Using data effectively remains a priority and a challenge for marketers. 

Data-driven personalization campaigns and customer interactions are falling short. This isn't an issue of a lack of data, but rather an overabundance. 

So how can marketers tackle this challenge in order to drive successful campaigns across all platforms? How can they set goals to assure success?

2016 saw an improvement in data driven, triggered emails that also utilized segmentation. The problem is that this is just one channel. Companies are still failing to prioritize multichannel in their marketing strategy. 

Centralizing data and making access to this data and content easier should be at the top of every marketer's to-do list. Acting on the following three trends will help any marketer move their strategy forward.

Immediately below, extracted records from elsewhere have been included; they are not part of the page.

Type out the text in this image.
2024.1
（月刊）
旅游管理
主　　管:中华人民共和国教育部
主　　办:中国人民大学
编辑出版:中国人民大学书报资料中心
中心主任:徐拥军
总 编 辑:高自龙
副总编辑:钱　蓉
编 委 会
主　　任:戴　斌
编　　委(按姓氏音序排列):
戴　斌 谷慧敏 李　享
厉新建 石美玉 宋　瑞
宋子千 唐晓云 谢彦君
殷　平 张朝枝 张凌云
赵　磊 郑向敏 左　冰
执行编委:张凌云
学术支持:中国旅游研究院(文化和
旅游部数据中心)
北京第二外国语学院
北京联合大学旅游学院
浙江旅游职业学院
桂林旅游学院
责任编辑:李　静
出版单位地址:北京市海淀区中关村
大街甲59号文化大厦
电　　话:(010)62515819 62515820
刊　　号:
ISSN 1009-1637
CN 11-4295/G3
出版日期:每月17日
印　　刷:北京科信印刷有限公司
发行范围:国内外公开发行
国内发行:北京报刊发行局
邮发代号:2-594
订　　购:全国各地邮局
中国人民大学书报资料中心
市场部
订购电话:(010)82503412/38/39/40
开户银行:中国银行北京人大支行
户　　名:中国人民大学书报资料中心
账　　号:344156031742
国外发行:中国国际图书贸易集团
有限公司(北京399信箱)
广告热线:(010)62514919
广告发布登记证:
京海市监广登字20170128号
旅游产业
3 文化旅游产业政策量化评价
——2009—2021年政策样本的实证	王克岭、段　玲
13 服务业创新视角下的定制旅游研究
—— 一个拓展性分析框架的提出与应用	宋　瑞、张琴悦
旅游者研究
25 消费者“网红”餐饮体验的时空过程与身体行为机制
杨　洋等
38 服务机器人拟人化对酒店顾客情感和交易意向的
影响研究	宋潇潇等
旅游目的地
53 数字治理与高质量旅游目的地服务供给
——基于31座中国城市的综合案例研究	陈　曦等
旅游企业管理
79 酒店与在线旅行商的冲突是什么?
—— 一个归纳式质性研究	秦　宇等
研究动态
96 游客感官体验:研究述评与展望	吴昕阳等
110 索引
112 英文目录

Multichannel Marketing Success Depends on Data

Multichannel marketing has helped brands achieve better results and stronger customer engagement. According to one study, 72 percent of consumers prefer connecting with brands through an integrated multichannel effort. And the benefits aren't limited to the consumers. Another report found 50 percent of multichannel marketers “usually” or “always” hit their financial targets. 

Multichannel marketing is a three step process. Performing a data audit is your first step. Establish what data you collect and how you collect it. The audit will inform your data strategy, where you define how you will manage and apply all that data towards marketing efforts. 

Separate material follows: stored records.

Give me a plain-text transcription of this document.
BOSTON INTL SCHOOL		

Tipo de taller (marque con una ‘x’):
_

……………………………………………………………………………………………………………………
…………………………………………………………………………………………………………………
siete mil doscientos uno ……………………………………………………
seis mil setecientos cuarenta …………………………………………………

Next, identify any technological or organizational hurdles standing between you and multichannel success — how will you resolve them? Finally, start testing. Start with campaigns that span only two channels to learn the process and understand performance before moving on to more complex campaigns. 

How to take action: Start small. Pick a small target group and test a campaign with two channels to begin with. Measure the results, identify correlations between both channels, improve small items, learn from the outcome. 

Then slowly increase the size of the target group. Once you have a grip on dual-channel campaigns, add a third channel.

Learning Opportunities

Machine Learning and Marketing Automaton: A Marketer's Best Friend

We are inundated with data — but that's OK because we've got machines to help us out. 

The number of new machine learning tools and vendors emerging allow for greater customer insights, better analytics and real-time decisioning for message and offer-selection. The beauty of these machines is they let us know what we should do next and remove any doubts in the equation. 

Machine learning is the answer to every marketer's dream, by putting the solution to the data problem at our fingertips. 

How to take action: You need to focus. Start by defining one problem you would like to address. Machine learning efforts need the right data to support their efforts. I recommend you start simpler, and then move to more advanced areas such as real-time content selection and optimization across multiple segments. Build your action plan slowly and steadily, but keep the long-term view of ROI in mind.

Improved Data and Result Visualization

As visually-driven beings we interpret data and content better through visual representations. Your goal is to give your audience — in this case your marketing team — a better way to understand the information at hand. Putting this data in the hands of marketers makes everyone a stakeholder in your goals — and hopefully we'll see more tools incorporate multichannel data to better inform the end users. 

How to take action: Focus on data quality as this will reflect in your data visualizations. Note what information internal stakeholders need to see in order to create visualizations that reflect everyone's needs. Remember, an effective data visualization should promote easy customization of the most commonly needed data and performance points.

Put Together All the Pieces

Digital marketers are poised for even greater results in 2017, through a combination of strategic thinking, technological advances and improved use of consumer data. To pull all of these pieces together, we'll need to overcome hurdles around cross-channel integration, organizational structure and resourcing constraints, while balancing consumer needs and expectations. Take courage — it can be done!